There were a few good birds...a handful of green herons, great egrets, dunlin and acadian flycatchers, but I was upset with myself for missing a good bird on account of laziness. I must redeem myself! I thought of Steve Sanford's post from Friday about Henslow's and Grasshopper Sparrows in western Maryland. It was at least a 3 hour drive each way. And gas is 3 dollars a gallon and I'm an intern. Screw it. Redemption!
The beautiful Virginia/WVirginia/Maryland countryside made the drive go by quickly, and I was soon cruising through the lovely town of Cumberland, MD and sliding off exit 33. Using Mr. Sanford's directions I easily found my way to the top of a grassy hill and started down the jeep trail (ignoring, cautiously, the NO TRESSPASSING signs, as per Mr. Sanford's advice). Immediately I could hear the metallic clinks of Grasshopper Sparrows on either side of me. Although they sounded like they were chirping right under my feet I couldn't seem them in the knee-high grass. After a couple minutes with no sightings, I started down to the flat meadow to look for Henslow's.
A little background, when I worked for the NY DEC this past summer there was talk that I might be able to go help out with a Henslow's project in one of the state forests that had a meadow.
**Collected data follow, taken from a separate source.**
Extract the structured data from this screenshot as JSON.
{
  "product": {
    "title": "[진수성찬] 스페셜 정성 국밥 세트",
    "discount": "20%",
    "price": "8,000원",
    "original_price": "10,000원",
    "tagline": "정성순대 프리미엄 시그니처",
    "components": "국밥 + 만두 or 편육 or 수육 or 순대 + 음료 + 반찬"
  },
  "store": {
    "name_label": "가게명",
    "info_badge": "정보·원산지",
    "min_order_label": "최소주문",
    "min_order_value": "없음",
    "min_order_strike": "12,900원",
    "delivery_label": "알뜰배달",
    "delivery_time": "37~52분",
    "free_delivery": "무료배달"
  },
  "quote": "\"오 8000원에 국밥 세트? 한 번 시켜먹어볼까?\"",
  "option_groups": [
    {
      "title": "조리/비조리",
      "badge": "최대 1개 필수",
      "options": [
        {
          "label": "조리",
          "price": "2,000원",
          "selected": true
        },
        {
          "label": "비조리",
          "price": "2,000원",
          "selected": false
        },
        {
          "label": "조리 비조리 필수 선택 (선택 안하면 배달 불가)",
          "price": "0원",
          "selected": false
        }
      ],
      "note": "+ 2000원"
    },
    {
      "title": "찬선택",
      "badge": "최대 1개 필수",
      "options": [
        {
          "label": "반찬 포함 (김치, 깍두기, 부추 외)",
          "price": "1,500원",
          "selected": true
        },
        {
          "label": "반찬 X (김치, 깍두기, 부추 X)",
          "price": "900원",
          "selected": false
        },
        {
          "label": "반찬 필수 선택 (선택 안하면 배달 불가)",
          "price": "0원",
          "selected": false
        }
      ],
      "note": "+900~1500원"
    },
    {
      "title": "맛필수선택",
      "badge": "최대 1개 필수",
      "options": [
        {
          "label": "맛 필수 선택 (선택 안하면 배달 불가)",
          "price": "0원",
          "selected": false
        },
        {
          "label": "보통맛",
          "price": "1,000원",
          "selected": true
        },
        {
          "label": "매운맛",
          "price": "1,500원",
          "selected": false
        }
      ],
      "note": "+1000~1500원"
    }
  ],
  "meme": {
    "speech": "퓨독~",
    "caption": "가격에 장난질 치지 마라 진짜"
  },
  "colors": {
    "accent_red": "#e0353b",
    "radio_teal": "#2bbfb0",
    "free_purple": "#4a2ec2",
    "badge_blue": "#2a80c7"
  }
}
This particular state forest (I can't remember the name) wanted to get an accurate count of Henslow's to help dictate their conservation policy. Anyway, I did a bunch of research and got myself all physched up to find Henslow's, but the project never materialized. Since then seeing a Henslow's has been at the top of my wish list.
At the bottom of the hill and after taking a right into another jeep trail I was rewarded almost immediately with the quick chirp of the Henslow's Sparrow. I had listened to Peterson CD's on the way up and the noise coming from the grass at my feet was identical to the cd track. Perfect. Only problem was that, like the grasshoppers, these birds were staying in the tall grass. I waited around for about 20 minutes before I finally got a glimpse of a dark sparrow through the reeds. Through the binoculars there was no question that it was a Henslow's: big, flat head, thin breast streaks, yellow on the side of the face. I looked for a few moments, but when I looked away to try to move closer and get my camera the bird was gone. Still, I was happy.
I waited for another 20 minutes but the sparrows didn't show themselves or make a sounds. No worries. Already satisfied, I walked up back up the hill and into a pack of suddenly active Grasshopper Sparrows. There were three chasing each other around and perching on shrubs and in the path. I got a few pictures before the rain started. After a couple of misses lately (red knots and 2 wilson's phalarope attempts), it was great to find the birds I was looking for. The drive back to DC went by much quicker.